The year also saw the QSE launch a unified electronic disclosure system project using Extensible Business Reporting Language to strengthen disclosure practices and enhance the efficiency of data dissemination.
The year saw the Qatar Financial Market Authority (QFMA) initiate the process of share split by reducing the nominal value of each scrip to QR1 to increase the prospects for investment in the financial market, expand the shareholders base, attract more small investors, give more choice opportunities for all participants dealing in the QSE, and increase the liquidity and turnover ratio of shares listed on the market.

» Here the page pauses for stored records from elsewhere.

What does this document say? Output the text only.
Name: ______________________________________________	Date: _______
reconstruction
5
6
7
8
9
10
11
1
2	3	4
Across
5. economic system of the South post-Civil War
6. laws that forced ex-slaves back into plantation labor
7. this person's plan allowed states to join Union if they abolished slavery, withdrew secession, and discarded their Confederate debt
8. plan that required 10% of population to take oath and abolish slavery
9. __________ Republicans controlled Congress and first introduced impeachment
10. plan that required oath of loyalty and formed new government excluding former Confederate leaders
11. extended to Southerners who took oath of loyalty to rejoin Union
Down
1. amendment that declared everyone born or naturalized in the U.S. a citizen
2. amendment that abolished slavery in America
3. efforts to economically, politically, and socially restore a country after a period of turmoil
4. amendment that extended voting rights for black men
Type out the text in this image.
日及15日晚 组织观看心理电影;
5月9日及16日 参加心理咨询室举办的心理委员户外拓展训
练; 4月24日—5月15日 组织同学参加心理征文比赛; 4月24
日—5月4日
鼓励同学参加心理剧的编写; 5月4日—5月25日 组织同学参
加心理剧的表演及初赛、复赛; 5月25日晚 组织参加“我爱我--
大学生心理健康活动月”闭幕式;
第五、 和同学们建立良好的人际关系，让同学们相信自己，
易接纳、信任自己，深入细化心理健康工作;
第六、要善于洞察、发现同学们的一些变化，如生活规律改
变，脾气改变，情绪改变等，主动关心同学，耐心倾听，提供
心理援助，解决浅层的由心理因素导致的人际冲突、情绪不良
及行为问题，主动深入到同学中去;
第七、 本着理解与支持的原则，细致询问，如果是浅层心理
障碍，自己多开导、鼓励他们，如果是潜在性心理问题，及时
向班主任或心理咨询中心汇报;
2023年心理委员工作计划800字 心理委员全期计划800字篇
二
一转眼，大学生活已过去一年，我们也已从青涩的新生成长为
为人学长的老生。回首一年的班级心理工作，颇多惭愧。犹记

The market was also witness to the consolidation as Dlala Islamic Brokerage being merged with Dlala Brokerage and a ruling from the QFMA that trading of shares of the companies would not be suspended on the day of the annual general assembly meetings.
The current pace of the domestic economy and the expected robustness, coupled with higher production target of liquefied natural gas are ought to propel the non-oil sectors in a big way.
As 2019 ushers in, expectations are that more, which includes family owned entities, will seek listings, which are expected to give a fillip to the market in terms of liquidity as well as depth and breadth. Such a move has a direct bearing in on the ETFs' performance.
The increased investments in new projects related to expansion of liquefied natural gas and those aimed at ensuring self-sufficiency as well as higher FOLs augur well for the QSE, which is now seeking to diversify investor base, according to al-Mansoori.